Friday, June 17, 2011

Sports Pay: Is It Out of Hand Yet?

As has been the case in many years, Sports Illustrated's list of the highest paid athletes in the United States is led by a golfer whose winnings at the game are dwarfed by those from endorsements. Tiger Woods earned a bit over $2 million last year hitting a ball and more than $60 million telling you what products to buy.

Arnold Palmer and Jack Nicklaus used to run those kinds of numbers, long past their prime as golfers.

Of the Top 16, Woods ranks last in pay for his sport and is doing worse than almost everybody in the NBA and a whole lot of average players in the Major Leagues. It is also obvious that he isn't suffering intensely from his embarrassing moral and emotional meltdown of the past year or so when he lost his family and his reputation. Congressman Anthony Weiner is going to take a much bigger hit for a much less significant infraction of sexual protocol and I suspect you can take from this that life isn't fair.

It isn't fair through much of this list, which has at least two people on it I don't know (and I'm a sports fan and former sports writer) and some others I would not have considered to be in the top earning levels of their own sport, much less all sports.

Consider a couple of young NFL quarterbacks--Matt Ryan of the Falcons and Sam Bradford of the Rams. Both have promising futures, but they haven't delivered significantly yet. Ryan produced a playoff team and Bradford got a lot of headaches last year. Two other NFL quarterbacks Peyton Manning of the Colts and Tom Brady of the Patriots--the best two--make $38 million and $30 million respectively.

No. 2 on the entire list is Phil Mickelson at $61 million, a shade behind Woods' total, but double his earnings on the links. Still both of these boys make small change in their sports and monstrous amounts for endorsements. Labron James of the Miami Heat, the biggest name in pro basketball if not necessarily the best player, is third at $30 million, but his basketball pay is less than half that. Alex Rodriguez of the Yankess, on the other hand, makes $4 million from endorsements (he's not considered a marketable guy) and $32 million in a disporportionate Yankee salary (which is the mark of a Yankee salary).

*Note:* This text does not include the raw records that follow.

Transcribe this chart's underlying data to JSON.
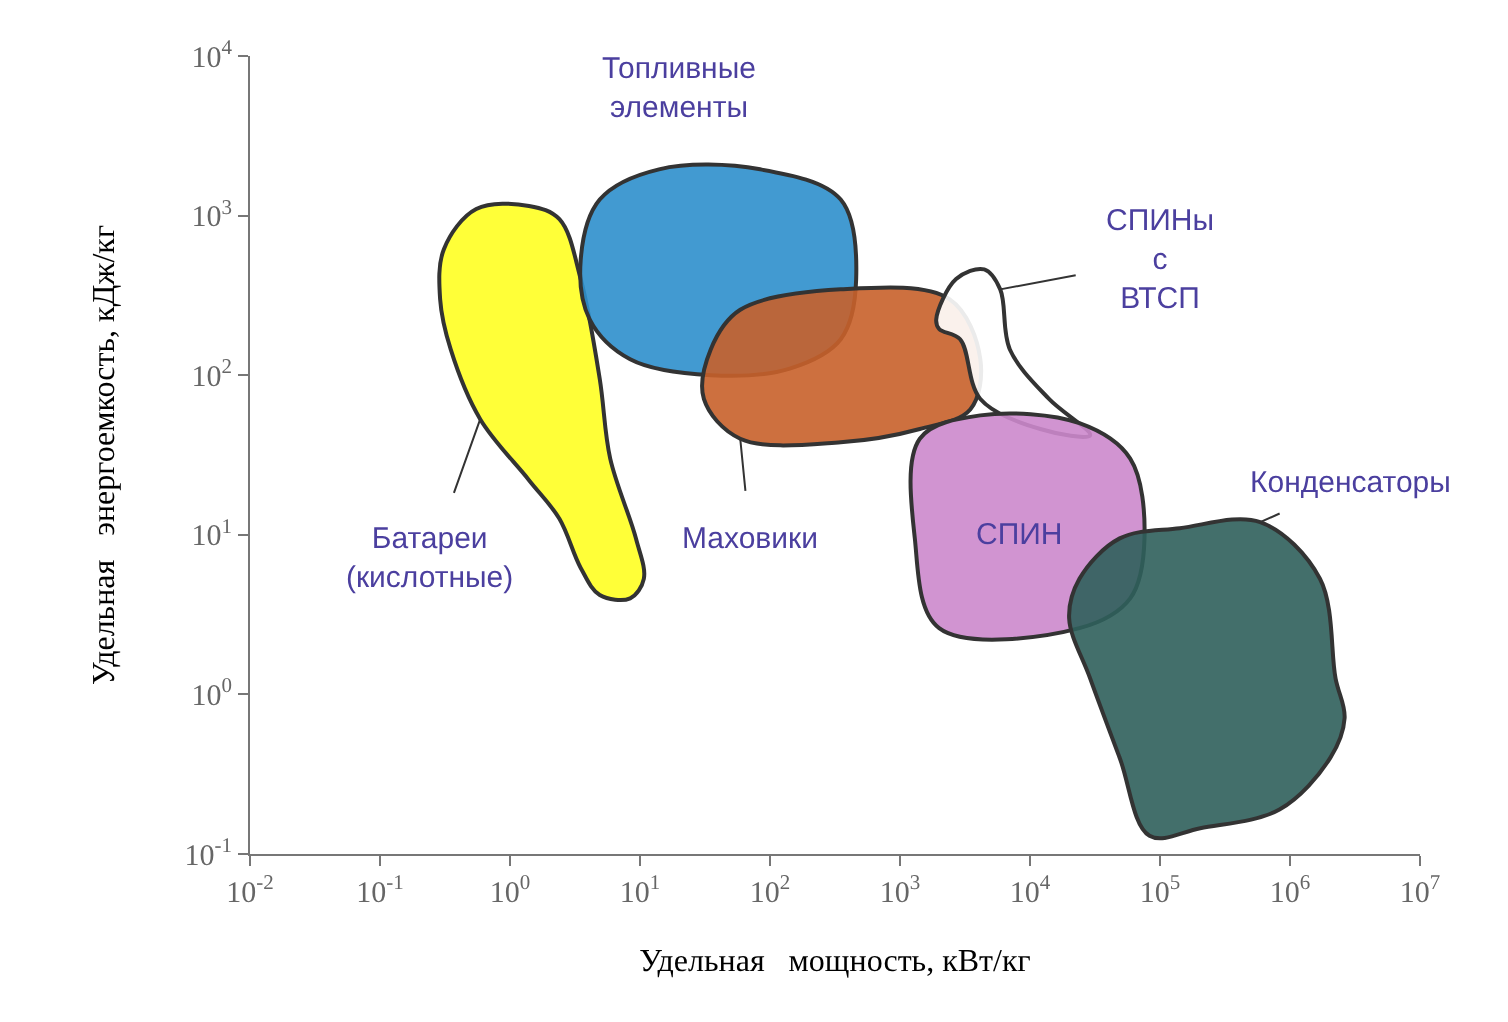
{
  "chart_data": {
    "type": "area",
    "log": "xy",
    "grid": false,
    "xlabel": "Удельная   мощность, кВт/кг",
    "ylabel": "Удельная   энергоемкость, кДж/кг",
    "xlim": [
      0.01,
      10000000
    ],
    "ylim": [
      0.1,
      10000
    ],
    "xticks": [
      {
        "value": 0.01,
        "label": "10$^{-2}$"
      },
      {
        "value": 0.1,
        "label": "10$^{-1}$"
      },
      {
        "value": 1,
        "label": "10$^{0}$"
      },
      {
        "value": 10,
        "label": "10$^{1}$"
      },
      {
        "value": 100,
        "label": "10$^{2}$"
      },
      {
        "value": 1000,
        "label": "10$^{3}$"
      },
      {
        "value": 10000,
        "label": "10$^{4}$"
      },
      {
        "value": 100000,
        "label": "10$^{5}$"
      },
      {
        "value": 1000000,
        "label": "10$^{6}$"
      },
      {
        "value": 10000000,
        "label": "10$^{7}$"
      }
    ],
    "yticks": [
      {
        "value": 0.1,
        "label": "10$^{-1}$"
      },
      {
        "value": 1,
        "label": "10$^{0}$"
      },
      {
        "value": 10,
        "label": "10$^{1}$"
      },
      {
        "value": 100,
        "label": "10$^{2}$"
      },
      {
        "value": 1000,
        "label": "10$^{3}$"
      },
      {
        "value": 10000,
        "label": "10$^{4}$"
      }
    ],
    "series": [
      {
        "name": "Батареи\n(кислотные)",
        "color": "#ffff22",
        "x": [
          0.31,
          0.55,
          1.4,
          2.4,
          3.5,
          4.9,
          5.9,
          9.3,
          10.7,
          8.4,
          4.9,
          3.5,
          2.4,
          1.4,
          0.59,
          0.35,
          0.29
        ],
        "values": [
          616,
          1100,
          1150,
          950,
          400,
          95,
          30,
          9.5,
          5.3,
          4,
          4.2,
          6.2,
          12.6,
          22,
          53,
          145,
          300
        ]
      },
      {
        "name": "Топливные\nэлементы",
        "color": "#2e8fcc",
        "x": [
          3.5,
          4.9,
          14,
          84,
          350,
          460,
          350,
          142,
          35,
          8.4,
          4.1
        ],
        "values": [
          530,
          1260,
          1950,
          1950,
          1260,
          400,
          168,
          110,
          100,
          126,
          224
        ]
      },
      {
        "name": "Маховики",
        "color": "#c8602a",
        "x": [
          35,
          59,
          350,
          2400,
          4150,
          3470,
          1420,
          350,
          59,
          31
        ],
        "values": [
          145,
          257,
          345,
          300,
          126,
          61,
          46,
          38,
          40,
          71
        ]
      },
      {
        "name": "СПИНы\nс\nВТСП",
        "color": "#ffffff",
        "x": [
          1900,
          2700,
          4450,
          5900,
          7000,
          14000,
          29000,
          12000,
          4150,
          2900,
          2000
        ],
        "values": [
          224,
          400,
          460,
          345,
          145,
          71,
          42,
          46,
          71,
          168,
          195
        ]
      },
      {
        "name": "СПИН",
        "color": "#cc88cc",
        "x": [
          1420,
          4150,
          24000,
          59000,
          76000,
          59000,
          24000,
          2000,
          1300
        ],
        "values": [
          40,
          56,
          50,
          30,
          9.5,
          4,
          2.6,
          2.6,
          9.5
        ]
      },
      {
        "name": "Конденсаторы",
        "color": "#2f5f5b",
        "x": [
          24000,
          49000,
          142000,
          590000,
          1700000,
          2240000,
          2630000,
          2040000,
          830000,
          204000,
          83000,
          49000,
          29000,
          20000
        ],
        "values": [
          5.3,
          9.5,
          11,
          12,
          5.3,
          1.26,
          0.71,
          0.4,
          0.19,
          0.145,
          0.13,
          0.4,
          1.26,
          3
        ]
      }
    ]
  }
}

Then I look at guys like golfer Jim Furyk ($16 million total, $9 million on the course--which is more than double what Woods and Mickelson make combined for golf) and football player Darrell Reavis (Jets) at $25 million, almost all of it salary. I've never heard of either of them.

Boxers don't seem to make these lists any longer because we're not having big heavyweight title fights that bring in 30 million for the winner and there's just one NASCAR driver (Dale Earnhardt Jr.) and he's not the top guy, but his name strikes emotions up and down the good ole boy system.

Here's the entire list. It tabulates out to nearly $600 million for 16 athletes. By contrast, state legislatures contributed $327 million to the arts in 2006. That's all of the arts. I won't even call either of those numbers "shameful" because it doesn't rise that high.